It has been a long summer, the warm weather has just about managed to last into October. Autumn is quite late coming this year, but the signs are there. I may not yet be hunkering down in a big jumper eating stew and dumplings, but the evenings are getting darker and summer cropping plants are slowing down. During the transition between the two seasons I don’t know what to expect in my veg box. Will it be the last of the summer beans, aubergines, and tomatoes, or will it be the first of the autumn squash and cabbages? This week I’ll look at one of each.
This week we have:
Plums last into autumn longer than any other stoned fruit. They ripen more slowly, which means they last a lot longer in the fruit bowl, and don’t do that annoying thing of looking fine one minute then mouldy the next. On top of this, they’re incredibly fragrant, lending themselves well to jams, cakes, and crumble.
Poor cauliflower. It has such a poor reputation. Of course it does, people have been boiling it to death and smothering it with bland white sauce for years! With a bit more love and affection you can use its natural creaminess to your advantage without killing the flavour or destroying all of the nutrients. Make vegan ricotta by mashing cooked cauliflower with tofu, nooch and salt. Mix roasted cauliflower with pesto pasta to make it creamy without being heavy or greasy. Or blend roasted cauliflower with stock and herbs to make a luxurious but healthy soup.

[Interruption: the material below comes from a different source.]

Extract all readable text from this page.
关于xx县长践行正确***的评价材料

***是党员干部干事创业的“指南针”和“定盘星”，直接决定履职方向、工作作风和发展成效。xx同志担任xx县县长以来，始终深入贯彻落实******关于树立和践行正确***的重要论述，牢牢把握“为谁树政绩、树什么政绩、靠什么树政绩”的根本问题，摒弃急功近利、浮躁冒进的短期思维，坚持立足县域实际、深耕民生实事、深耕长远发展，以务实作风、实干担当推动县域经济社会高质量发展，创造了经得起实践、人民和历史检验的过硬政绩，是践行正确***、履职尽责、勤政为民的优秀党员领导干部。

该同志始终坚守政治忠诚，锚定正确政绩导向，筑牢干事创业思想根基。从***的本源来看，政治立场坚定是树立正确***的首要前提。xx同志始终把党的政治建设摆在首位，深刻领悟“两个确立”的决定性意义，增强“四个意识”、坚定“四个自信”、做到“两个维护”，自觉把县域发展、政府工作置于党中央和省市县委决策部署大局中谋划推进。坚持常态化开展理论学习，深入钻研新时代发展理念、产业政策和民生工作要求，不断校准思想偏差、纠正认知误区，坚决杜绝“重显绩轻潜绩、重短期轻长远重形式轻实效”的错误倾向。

Also received this week: potatoes, onions, carrots, mushrooms, kale, leek, corn on the cob, oranges, apples, grapes.
“In my veg box this week…” is not intended as a product review, simply a description of some of the fruit and vegetables that are in season and what I like to do with them. I pay full price for my vegetable box and have no affiliation with the company that delivers them or any of their suppliers.